To my mind and ears, rhyming Drow with cow just sounds terrible but I think it comes down to what you heard first.
For what it's worth, I attended the D&D camp at Shippensburg University back in the mid 80's as a kid and Frank Mentzer was a guest. I actually asked him this very question. He said that they pronounced it both ways at TSR but he personally prefered it to rhyme with bow (as in bow and arrow)
Mama Loufing |
My grandfather's surname was Prow, which the family pronounced as rhyming with Crow, so when I first started playing Dnd back in the first edition days, I couldn't have imagined saying drow with an "ow" sound. I still say it with an "oh" sound, and scowl when my players do otherwise. A bit of advice: Never correct the GM's pronunciation.
Laurefindel |
Drow spoken like droh sounds awful.
In English, yes. In German, perhaps. I have found that in french, its the other way around...
But then again, francophones like to alter names. Perseus wasn't good enough, it had to become Persé! Odysseus became Ulysse. Drow might as well be Drow...
Calandra |
I have always said drow (rhymes with crow). I started playing in the 90s and played the tail end of AD&D, but mostly 3.x, and that is how the other players said it. But I decided to give it some thought. I think that the drow might pronounce it differently than elves would.
Take bow (like cow) and bow (like crow), both as verbs.
If you bow (like cow), you are bending yourself or part of yourself (e.g., your head).
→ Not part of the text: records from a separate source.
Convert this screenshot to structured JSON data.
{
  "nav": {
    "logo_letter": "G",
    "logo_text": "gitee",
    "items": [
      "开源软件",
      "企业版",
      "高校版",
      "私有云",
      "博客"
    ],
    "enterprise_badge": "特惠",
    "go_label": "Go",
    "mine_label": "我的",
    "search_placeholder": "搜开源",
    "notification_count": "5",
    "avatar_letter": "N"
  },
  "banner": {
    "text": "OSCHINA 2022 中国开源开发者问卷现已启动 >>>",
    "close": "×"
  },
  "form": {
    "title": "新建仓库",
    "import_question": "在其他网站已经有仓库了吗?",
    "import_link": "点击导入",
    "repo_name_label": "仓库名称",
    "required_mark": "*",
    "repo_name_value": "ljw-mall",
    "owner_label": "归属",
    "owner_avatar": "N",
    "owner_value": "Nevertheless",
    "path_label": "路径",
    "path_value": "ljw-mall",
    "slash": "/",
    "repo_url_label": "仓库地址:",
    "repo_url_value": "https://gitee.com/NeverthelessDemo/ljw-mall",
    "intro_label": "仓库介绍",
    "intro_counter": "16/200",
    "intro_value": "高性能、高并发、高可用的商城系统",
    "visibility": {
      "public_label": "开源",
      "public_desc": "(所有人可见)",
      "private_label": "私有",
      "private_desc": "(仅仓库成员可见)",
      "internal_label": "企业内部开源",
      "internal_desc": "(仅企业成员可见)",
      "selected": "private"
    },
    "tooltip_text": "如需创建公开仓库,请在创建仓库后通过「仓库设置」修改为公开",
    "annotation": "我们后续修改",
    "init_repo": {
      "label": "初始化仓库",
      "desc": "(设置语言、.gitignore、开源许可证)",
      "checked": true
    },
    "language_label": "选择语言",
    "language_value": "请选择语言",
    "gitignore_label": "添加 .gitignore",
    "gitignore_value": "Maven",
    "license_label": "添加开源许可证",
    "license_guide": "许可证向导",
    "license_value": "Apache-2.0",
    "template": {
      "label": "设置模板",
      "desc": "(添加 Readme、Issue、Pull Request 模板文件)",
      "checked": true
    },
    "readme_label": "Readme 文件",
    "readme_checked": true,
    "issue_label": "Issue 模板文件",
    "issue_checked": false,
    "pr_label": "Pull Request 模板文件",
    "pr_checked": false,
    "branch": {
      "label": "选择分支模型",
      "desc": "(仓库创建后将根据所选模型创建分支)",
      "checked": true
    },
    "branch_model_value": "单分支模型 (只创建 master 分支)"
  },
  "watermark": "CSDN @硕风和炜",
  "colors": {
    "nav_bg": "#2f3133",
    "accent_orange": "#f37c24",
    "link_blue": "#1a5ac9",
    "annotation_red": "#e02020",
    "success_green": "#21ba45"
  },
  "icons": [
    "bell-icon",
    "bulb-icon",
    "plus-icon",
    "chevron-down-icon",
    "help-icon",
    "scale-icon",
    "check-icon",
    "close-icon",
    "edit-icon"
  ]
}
In a mostly intransitive sense.
If you bow (like crow), you bend something, like your bow from which you will soon fire arrows. A thing can be bowed. It's transitive--needs an object.
So I think the elves would say drow (like crow), seeing the drow as elves who have been bent, by the forces of nature, magic, or evil. But I think the drow would call themselves drow (like cow), seeing themselves not as the victims, but as the ones who chose to live underground and continue to choose their twisted course.
That said, I've said drow (like crow) for so long, it just sounds funny to me to say it a different way.